Not a lot of people realize there's all kinds of perks to living in the West End. Rent's cheap, there's plenty of housing - lots of really pretty property, too, old brownstones and riverside mansions, abandoned warehouses being gentrified (and squatted in the meantime), mills and factories quickly being converted to tenements and apartment complexes. The West End is the epitome of the Rhydin melting pot, too, with hundreds of different worlds, cultures, and peoples represented in its streets and alleyways. The West End never slept; as the aphorism ran, it merely waited, all too often impatient. At any hour, day or night, you could find a store peddling food, drink, weapons, goods - and if not a brick and mortar shop, there was always a sidewalk vendor or a man on the corner who had just what you needed. The West End lived, breathed, and ate just about everything....including people.

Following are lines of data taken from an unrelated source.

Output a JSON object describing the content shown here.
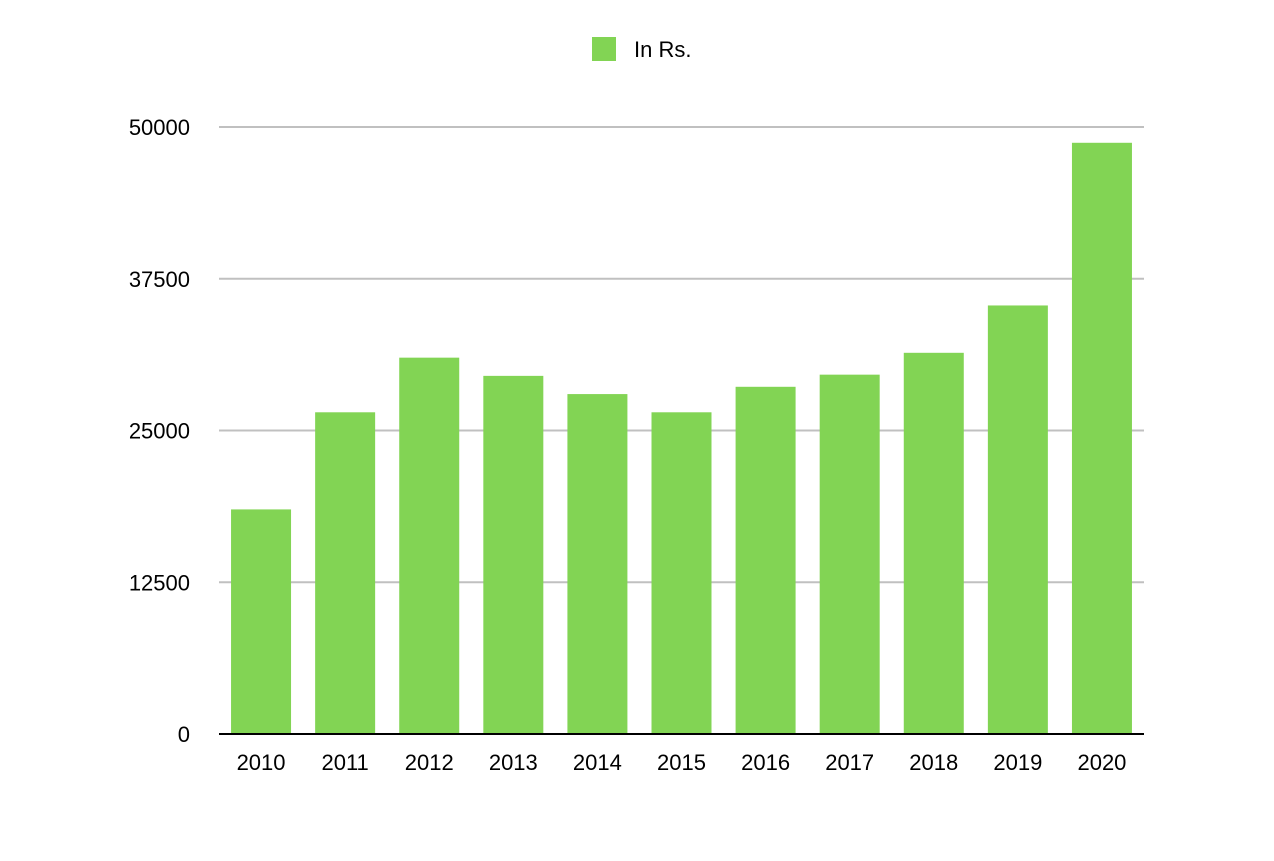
{
  "chart_data": {
    "type": "bar",
    "title": "",
    "xlabel": "",
    "ylabel": "",
    "categories": [
      "2010",
      "2011",
      "2012",
      "2013",
      "2014",
      "2015",
      "2016",
      "2017",
      "2018",
      "2019",
      "2020"
    ],
    "series": [
      {
        "name": "In Rs.",
        "color": "#82d454",
        "values": [
          18500,
          26500,
          31000,
          29500,
          28000,
          26500,
          28600,
          29600,
          31400,
          35300,
          48700
        ]
      }
    ],
    "ylim": [
      0,
      50000
    ],
    "yticks": [
      0,
      12500,
      25000,
      37500,
      50000
    ],
    "ytick_labels": [
      "0",
      "12500",
      "25000",
      "37500",
      "50000"
    ],
    "grid": true,
    "legend_position": "top-center",
    "gridline_color": "#c0c0c0",
    "axis_color": "#000000"
  }
}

Which of course brought one to the well known down side of living in the West End, namely the all too likely possibility of gettting oneself shot, stabbed, eviscerated, exsanguinated, disemboweled, defenestrated, run over, run down, or just plain disappeared. Dying was a way of life in a lot of places - in the West End, they'd turned it into a pastime. But barring the all too likely possibility of a violent demise, there were other troubles your average Westie put up with as a matter of course. For instance, neither technology nor magic was particularly reliable in the back alleys and courtyards of the district, each subject to mischance or outright failure - engines froze, spells fizzled, and God help the moron with an antimatter rifle or a backpack fusion engine, although nobody had yet managed to obliterate more than a block or two.
Also, there was the fact that the whole West End was, as one wit had put it, a 'no scry zone.' Homing beacon, tracer spell, crystal ball or RFID tag, they all came back subject not found once their intended target crossed the district borders. It made for the number one hiding place in the City, where the hunted could go to ground and wait for the dust to settle. It also made for a brisk trade as bounty hunters, spies, and informants moved to fill the niche - when sigint fails, humint covers the gap.
Of course, in Rhydin, 'human intelligence' didn't always involve humans.
It was, overall, an enigma wrapped in a mystery, coated in poison and studded with spikey bits and 'keep out' signs. The City, by and large, tried to ignore the West End, except when it needed something illegal, immoral, or simply obscene. The Westies took that as a point of pride....when they weren't dodging gang wars, running from supernatural predators, fleeing from plagues, fighting fires, or simply scrambling to get out before the next disaster of the week came along to ruin their lives.
Someone had once tried to create a West End tourism board. The sign still stood outside the burned out ruins, its cheery slogan declaring to passersby "There's nowhere to go but up!" It served as an unofficial motto, still - mainly because most of the things people really said about the West End were unprintable.
Love it, hate it, try to ignore it....one thing the West End could never be called was "boring."
Which of course brought one to the well known down side of living in the West End, namely the all too likely possibility of gettting oneself shot, stabbed, eviscerated, exsanguinated, disemboweled, defenestrated, run over, run down, or just plain disappeared. Dying was a way of life in a lot of places - in the West End, they'd turned it into a pastime. But barring the all too likely possibility of a violent demise, there were other troubles your average Westie put up with as a matter of course. For instance, neither technology nor magic was particularly reliable in the back alleys and courtyards of the district, each subject to mischance or outright failure - engines froze, spells fizzled, and God help the moron with an antimatter rifle or a backpack fusion engine, although nobody had yet managed to obliterate more than a block or two.
Also, there was the fact that the whole West End was, as one wit had put it, a 'no scry zone.' Homing beacon, tracer spell, crystal ball or RFID tag, they all came back subject not found once their intended target crossed the district borders. It made for the number one hiding place in the City, where the hunted could go to ground and wait for the dust to settle. It also made for a brisk trade as bounty hunters, spies, and informants moved to fill the niche - when sigint fails, humint covers the gap.
Of course, in Rhydin, 'human intelligence' didn't always involve humans.
It was, overall, an enigma wrapped in a mystery, coated in poison and studded with spikey bits and 'keep out' signs. The City, by and large, tried to ignore the West End, except when it needed something illegal, immoral, or simply obscene. The Westies took that as a point of pride....when they weren't dodging gang wars, running from supernatural predators, fleeing from plagues, fighting fires, or simply scrambling to get out before the next disaster of the week came along to ruin their lives.
Someone had once tried to create a West End tourism board. The sign still stood outside the burned out ruins, its cheery slogan declaring to passersby "There's nowhere to go but up!" It served as an unofficial motto, still - mainly because most of the things people really said about the West End were unprintable.
Love it, hate it, try to ignore it....one thing the West End could never be called was "boring."